Brainy neurosurgery at the foot of Africa

13 September 2010

Prof Graham FieggenA cut above: As Prof Graham Fieggen demonstrated, South African neurosurgeons have been pushing the envelope in their field.

Even in a field as technically and technologically demanding as neurosurgery, and one in which most innovations hail from Europe and the US, South Africans are blazing new paths.

That's not too startling, said Professor Graham Fieggen, the Helen and Morris Mauerberger Professor of Neurosurgery in UCT's Division of Neurosurgery, when he delivered his inaugural address in August. As Fieggen indicated in his lecture, Brain Matters: Neurosurgery in a developing country, the earliest records of surgery on the brain were found in North Africa. These are 10 000-year-old skulls bearing the marks of trephination - in which holes are made in the skull of a living person - and the papyrus on which Imhotep (the Egyptian physician who lived in the 27th century BC) recorded injuries of the spine and head. In the case of these injuries, Imhotep (considered by some to be possibly the greatest of all physicians) would prescribe that no action be taken, on the grounds that it would be futile.

Not so the treatments of Cape Town neurosurgeons at Groote Schuur and the Red Cross Children's Hospitals in recent years, declared Fieggen.

Take for example their work in the area of traumatic brain injury (TBI), very common in South Africa. "It is not widely appreciated that trauma is the number one cause of death for South Africans between the ages of four and 18, and more than half of these deaths are due to brain injury," said Fieggen. "One can summarise this data in the simple but appalling statement that the risk for a South African child of dying from a head injury is eight times that of his counterpart in the USA."

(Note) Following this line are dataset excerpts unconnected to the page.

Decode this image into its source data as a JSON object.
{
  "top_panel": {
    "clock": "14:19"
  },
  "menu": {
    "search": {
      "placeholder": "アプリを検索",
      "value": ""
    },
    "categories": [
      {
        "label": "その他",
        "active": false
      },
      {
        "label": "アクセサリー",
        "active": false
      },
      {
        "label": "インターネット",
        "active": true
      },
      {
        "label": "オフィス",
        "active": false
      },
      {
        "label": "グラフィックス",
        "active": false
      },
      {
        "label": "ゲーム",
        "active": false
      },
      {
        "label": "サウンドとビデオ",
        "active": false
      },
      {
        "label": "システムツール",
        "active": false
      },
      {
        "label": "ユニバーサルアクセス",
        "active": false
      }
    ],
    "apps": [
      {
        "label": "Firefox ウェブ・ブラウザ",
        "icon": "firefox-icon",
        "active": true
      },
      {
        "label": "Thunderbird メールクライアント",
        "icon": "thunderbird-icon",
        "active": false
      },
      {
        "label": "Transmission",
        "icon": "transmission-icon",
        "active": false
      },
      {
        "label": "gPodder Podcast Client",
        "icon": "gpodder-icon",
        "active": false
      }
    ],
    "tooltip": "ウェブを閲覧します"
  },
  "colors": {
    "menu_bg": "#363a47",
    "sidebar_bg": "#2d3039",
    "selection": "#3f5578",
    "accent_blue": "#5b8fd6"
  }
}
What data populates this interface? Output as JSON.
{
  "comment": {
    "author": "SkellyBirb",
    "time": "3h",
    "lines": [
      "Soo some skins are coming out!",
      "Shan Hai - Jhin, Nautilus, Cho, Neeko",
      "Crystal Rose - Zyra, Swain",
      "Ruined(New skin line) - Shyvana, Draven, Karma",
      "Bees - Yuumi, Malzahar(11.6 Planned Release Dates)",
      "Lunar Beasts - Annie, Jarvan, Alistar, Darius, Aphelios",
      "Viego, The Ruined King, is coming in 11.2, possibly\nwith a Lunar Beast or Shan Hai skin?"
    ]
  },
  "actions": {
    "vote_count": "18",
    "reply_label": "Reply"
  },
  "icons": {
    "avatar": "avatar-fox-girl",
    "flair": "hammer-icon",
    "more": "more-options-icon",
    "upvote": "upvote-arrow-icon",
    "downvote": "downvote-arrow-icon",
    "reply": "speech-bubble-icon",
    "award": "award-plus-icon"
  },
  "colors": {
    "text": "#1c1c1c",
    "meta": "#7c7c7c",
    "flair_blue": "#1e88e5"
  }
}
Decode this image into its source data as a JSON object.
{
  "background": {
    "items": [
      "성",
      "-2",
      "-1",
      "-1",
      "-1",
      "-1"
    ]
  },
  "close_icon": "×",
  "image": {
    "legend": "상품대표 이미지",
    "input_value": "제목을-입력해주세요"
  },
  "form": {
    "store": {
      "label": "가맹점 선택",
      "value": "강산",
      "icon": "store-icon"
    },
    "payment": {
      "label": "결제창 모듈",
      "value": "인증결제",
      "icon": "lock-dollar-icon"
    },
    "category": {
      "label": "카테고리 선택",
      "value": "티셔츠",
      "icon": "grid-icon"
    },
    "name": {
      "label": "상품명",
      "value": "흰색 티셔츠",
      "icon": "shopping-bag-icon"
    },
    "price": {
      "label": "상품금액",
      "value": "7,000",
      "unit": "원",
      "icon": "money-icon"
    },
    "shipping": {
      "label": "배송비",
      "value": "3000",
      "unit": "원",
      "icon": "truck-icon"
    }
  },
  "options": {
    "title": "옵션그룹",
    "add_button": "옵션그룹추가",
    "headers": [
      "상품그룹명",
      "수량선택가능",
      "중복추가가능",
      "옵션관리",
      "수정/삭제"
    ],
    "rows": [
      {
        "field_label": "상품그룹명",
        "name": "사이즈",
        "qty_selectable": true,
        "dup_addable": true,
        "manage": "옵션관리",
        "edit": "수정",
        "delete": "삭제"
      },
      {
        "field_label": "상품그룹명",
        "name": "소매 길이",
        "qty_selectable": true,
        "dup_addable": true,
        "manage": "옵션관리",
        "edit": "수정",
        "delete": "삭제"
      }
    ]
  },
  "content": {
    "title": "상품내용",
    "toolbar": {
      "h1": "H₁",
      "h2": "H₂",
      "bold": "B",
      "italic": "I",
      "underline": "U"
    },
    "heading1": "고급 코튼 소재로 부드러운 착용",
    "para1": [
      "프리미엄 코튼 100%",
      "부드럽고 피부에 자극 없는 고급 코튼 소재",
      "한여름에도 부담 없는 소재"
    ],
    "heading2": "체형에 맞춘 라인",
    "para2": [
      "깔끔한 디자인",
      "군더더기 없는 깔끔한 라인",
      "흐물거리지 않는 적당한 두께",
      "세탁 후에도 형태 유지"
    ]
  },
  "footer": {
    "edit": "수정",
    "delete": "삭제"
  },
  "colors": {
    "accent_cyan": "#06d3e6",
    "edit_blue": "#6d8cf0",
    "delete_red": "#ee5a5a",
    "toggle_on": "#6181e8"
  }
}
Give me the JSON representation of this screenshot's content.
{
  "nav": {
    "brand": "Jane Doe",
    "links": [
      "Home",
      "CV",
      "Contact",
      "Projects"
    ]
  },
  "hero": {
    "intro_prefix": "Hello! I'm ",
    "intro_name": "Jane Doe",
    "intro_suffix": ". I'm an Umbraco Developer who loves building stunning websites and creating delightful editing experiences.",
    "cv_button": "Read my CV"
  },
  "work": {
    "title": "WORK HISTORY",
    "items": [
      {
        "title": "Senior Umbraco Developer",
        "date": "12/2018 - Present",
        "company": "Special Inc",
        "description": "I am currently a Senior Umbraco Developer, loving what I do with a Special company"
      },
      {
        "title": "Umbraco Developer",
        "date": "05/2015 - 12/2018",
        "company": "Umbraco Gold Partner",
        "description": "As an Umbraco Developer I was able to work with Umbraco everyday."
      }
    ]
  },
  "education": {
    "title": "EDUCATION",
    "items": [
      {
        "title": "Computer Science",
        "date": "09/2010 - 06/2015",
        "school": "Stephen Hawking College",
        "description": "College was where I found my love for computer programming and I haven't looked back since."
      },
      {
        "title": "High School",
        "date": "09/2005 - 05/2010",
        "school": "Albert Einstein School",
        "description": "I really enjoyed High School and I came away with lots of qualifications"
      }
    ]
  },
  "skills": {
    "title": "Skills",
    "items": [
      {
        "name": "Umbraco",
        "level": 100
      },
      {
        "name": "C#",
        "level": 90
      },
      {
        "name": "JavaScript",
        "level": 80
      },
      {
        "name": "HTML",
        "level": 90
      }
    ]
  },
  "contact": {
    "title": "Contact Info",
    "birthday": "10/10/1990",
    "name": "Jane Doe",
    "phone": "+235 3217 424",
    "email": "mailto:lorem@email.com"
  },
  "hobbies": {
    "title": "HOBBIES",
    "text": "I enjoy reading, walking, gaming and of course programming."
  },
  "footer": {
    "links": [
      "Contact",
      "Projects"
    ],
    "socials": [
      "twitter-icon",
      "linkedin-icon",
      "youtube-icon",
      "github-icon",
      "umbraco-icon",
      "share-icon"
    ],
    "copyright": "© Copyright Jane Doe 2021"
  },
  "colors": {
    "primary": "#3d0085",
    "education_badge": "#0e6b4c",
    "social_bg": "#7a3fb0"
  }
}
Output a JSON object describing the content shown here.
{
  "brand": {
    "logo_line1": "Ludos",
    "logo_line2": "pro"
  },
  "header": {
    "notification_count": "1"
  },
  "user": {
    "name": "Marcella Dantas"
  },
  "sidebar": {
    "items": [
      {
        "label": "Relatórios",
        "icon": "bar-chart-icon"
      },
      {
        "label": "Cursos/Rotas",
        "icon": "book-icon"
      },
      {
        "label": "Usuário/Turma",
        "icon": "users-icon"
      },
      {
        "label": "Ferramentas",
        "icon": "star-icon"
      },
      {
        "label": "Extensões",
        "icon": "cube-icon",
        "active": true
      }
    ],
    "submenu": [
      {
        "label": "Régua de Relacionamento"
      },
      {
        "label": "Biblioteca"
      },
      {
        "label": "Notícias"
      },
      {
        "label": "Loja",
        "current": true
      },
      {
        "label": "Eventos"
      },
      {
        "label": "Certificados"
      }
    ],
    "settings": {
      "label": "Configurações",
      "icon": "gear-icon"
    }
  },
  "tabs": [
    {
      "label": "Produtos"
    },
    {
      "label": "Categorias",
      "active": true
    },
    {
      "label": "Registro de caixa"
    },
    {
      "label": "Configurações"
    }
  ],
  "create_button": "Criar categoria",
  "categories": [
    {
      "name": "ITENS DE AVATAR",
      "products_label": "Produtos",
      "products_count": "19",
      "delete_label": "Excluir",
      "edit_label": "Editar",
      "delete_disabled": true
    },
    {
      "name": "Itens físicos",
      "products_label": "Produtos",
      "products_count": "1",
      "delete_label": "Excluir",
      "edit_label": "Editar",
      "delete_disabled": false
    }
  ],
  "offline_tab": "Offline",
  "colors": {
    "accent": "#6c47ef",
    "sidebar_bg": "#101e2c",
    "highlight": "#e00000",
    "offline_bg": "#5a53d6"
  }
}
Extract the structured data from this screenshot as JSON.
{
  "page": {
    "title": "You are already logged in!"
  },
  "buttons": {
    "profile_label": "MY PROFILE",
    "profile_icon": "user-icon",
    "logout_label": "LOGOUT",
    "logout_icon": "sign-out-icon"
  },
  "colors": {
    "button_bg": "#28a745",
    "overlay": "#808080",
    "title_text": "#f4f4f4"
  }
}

But with some clinical and management interventions, Fieggen reported, Red Cross has reduced its mortality rate for TBI (which stood at over 40% in the 1990s) to around 25% in 2005 and, today, to 10%. They pulled off this remarkable feat through three innovations - the practice of the once-controversial technique of decompressive craniectomy, in which surgeons remove part of the skull to make space for a swelling brain; consolidating the various intensive care units at the hospital into a single unit; and finally, by introducing multimodal monitoring of the brain, ie monitoring the recovery of an injured brain using a number of indicators rather than just one.

In addition, South African neurosurgeons at these hospitals have been making breakthroughs in the treatment of epilepsy through hemispherectomies, in which an entire hemisphere of the brain is removed or disconnected. And in the treatment of spasticity, which afflicts children with cerebral palsy, they've recorded notable successes with a procedure known as selective dorsal rhizotomy, in which selected nerve roots in the spinal cord are severed.

These and other examples illustrate the role that neurosurgeons do and can play in Africa, said Fieggen. But there are obstacles - the shortage of trained neurosurgeons, poor infrastructure, linguistic and cultural barriers, and the lack of research funding among them. On the other hand, UCT and other South African institutions are doing their bit to swell the ranks of neurosurgeons on the continent by providing training to doctors from other countries, and scientists are developing technology that is appropriate to conditions in Africa.

Things are also looking up in the Western Cape and at UCT, said Fieggen. The province boasts a high-functioning healthcare system and a number of well-respected experts, collaborations are afoot between the public and private sectors, and there are cross-fertilisation opportunities because of the UCT Private Academic Hospital sitting on the doorstep of training facility Groote Schuur Hospital. These factors bode well for the future of neurosurgery at the university and in the region, noted Fieggen.

"This will enable us to retain and grow the expertise we currently enjoy; develop the state-of-the-art infrastructure we need in terms of clinical space, imaging, operating theatres and even shared academic space; ensure we can train colleagues adequately; and serve as a springboard for translational research, as well as nurturing a greater interest in basic neuroscience research."